In 2018 the Washington Post dramatically asserted that “Across the country, women are trading in their high-heeled stilettos for sneakers and ballet flats.”

The following year, the question was being posed in England when the BBC asked “is it the end for high heels?”

And then the pandemic hit. Comfortable flats surged further in popularity as those fortunate enough to work from home often embraced sweat pants, running shoes and sloppy joes as an alternative to more formal office wear.

So are high heels becoming less popular?

The short answer is yes.

When the pandemic hit in 2020, out went the power pumps and in came Ugg boots, fluffy slippers, Crocs, Birkenstocks and all manner of other horrors that wouldn’t ordinarily be seen dead on the corporate foot.

But while the pandemic supercharged the decline of heels, it didn’t start it. Well before the pandemic, heels were being worn less and less.

Right now, the best estimate is that only around 20% of women wear heels and only 10% of women wear high heels daily.

Having been wrongly blamed for causing everything from migraines to bunions, it is little wonder heel use has declined in recent years.

And as flat shoes become more socially acceptable, why wouldn’t women embrace their undeniably more practical advantages?

Another reason why daily heel-use has dropped off is that, more and more often, women are now thankfully not forced to wear them for work.

For example, as airlines relax their requirements that female cabin crew members wear heels, it may be thought that many such women would now wear flats to work. That doesn’t mean they’ve completely abandoned heels in their private lives however.

Yet it would be foolish to think that, just because heels are less popular now than they once were, that high heels will die out.

For one thing, high heels bring unique benefits that cannot be replicated by other shoes. Heels don’t just make women look good, they can make them feel good like no other shoe perhaps can.

Perhaps more importantly, the impact of the pandemic on heel-wearing seemed to us to be overstated.

Yes, women working from home abandoned high heels for more comfortable shoes.

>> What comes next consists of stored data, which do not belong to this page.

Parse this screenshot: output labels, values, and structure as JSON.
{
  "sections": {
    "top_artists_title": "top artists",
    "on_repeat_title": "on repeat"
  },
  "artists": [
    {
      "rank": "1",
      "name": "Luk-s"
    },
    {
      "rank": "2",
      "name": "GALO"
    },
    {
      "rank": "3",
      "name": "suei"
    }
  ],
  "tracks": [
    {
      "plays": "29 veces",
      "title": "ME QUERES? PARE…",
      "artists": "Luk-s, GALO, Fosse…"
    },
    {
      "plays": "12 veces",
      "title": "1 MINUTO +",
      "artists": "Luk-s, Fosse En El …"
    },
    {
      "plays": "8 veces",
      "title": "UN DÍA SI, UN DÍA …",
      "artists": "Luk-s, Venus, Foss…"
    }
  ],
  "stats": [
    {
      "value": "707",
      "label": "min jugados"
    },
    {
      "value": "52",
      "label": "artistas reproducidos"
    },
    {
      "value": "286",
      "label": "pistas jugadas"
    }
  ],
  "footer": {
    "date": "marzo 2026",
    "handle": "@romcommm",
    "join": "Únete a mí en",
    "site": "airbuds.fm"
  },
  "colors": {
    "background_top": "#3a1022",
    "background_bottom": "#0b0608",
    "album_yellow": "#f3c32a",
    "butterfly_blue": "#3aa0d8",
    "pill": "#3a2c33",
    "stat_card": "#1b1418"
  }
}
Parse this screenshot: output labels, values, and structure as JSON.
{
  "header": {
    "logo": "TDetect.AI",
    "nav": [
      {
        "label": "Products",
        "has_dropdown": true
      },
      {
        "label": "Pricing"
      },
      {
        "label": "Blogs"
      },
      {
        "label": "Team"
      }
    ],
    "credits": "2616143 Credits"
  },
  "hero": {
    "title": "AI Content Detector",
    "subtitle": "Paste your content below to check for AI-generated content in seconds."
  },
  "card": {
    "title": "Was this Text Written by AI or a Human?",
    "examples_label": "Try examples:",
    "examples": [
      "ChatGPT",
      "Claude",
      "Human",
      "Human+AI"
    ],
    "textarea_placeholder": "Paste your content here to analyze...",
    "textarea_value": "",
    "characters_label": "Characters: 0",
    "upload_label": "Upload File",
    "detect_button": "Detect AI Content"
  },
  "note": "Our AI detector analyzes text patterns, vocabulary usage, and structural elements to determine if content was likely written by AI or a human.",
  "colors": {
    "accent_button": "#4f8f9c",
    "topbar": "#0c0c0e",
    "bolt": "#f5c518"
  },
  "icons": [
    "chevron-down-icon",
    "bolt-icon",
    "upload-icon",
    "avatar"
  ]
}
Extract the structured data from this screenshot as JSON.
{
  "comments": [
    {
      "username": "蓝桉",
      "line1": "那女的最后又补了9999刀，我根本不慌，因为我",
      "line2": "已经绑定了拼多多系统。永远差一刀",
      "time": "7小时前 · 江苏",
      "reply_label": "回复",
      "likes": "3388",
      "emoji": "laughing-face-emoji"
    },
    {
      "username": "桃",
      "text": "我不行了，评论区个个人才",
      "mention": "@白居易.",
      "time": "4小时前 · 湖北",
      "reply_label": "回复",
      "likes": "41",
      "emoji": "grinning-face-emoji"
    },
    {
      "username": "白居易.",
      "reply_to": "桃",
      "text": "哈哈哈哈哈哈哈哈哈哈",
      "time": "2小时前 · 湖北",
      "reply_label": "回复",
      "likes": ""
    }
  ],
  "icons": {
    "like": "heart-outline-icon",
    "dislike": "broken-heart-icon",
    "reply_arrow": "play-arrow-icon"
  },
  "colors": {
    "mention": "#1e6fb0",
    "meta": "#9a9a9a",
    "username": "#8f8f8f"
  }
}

Did it really reflect anything more than the fact that people simply dressed for the new environment in which they found themselves?

Of course people weren’t going to wear office clothes if they weren’t in the office. Who would? Why would you dress to impress if there was nobody to impress?

On the back of the pandemic (indeed during it), opinion-writers were quick to pronounce the demise of the high heel for good.

The way was led with breathless headlines such as “the long overdue death of the high heel”, “how on earth did we ever wear heels” and so on.

We should question this logic.

To say that the death of heels is “overdue” or to question why they were ever worn is to suggest there has been some form of awakening that took the world a global pandemic to work out.

As if women could be so silly.

Just as people got back in the office eventually, even if not full time, so too have high heels emerged again. Sure, they are not as popular as they once were. But they’re not dead either.

So, yes, high heels are becoming less popular whichever way you look at it. But we think they’ll be around for a long time to come.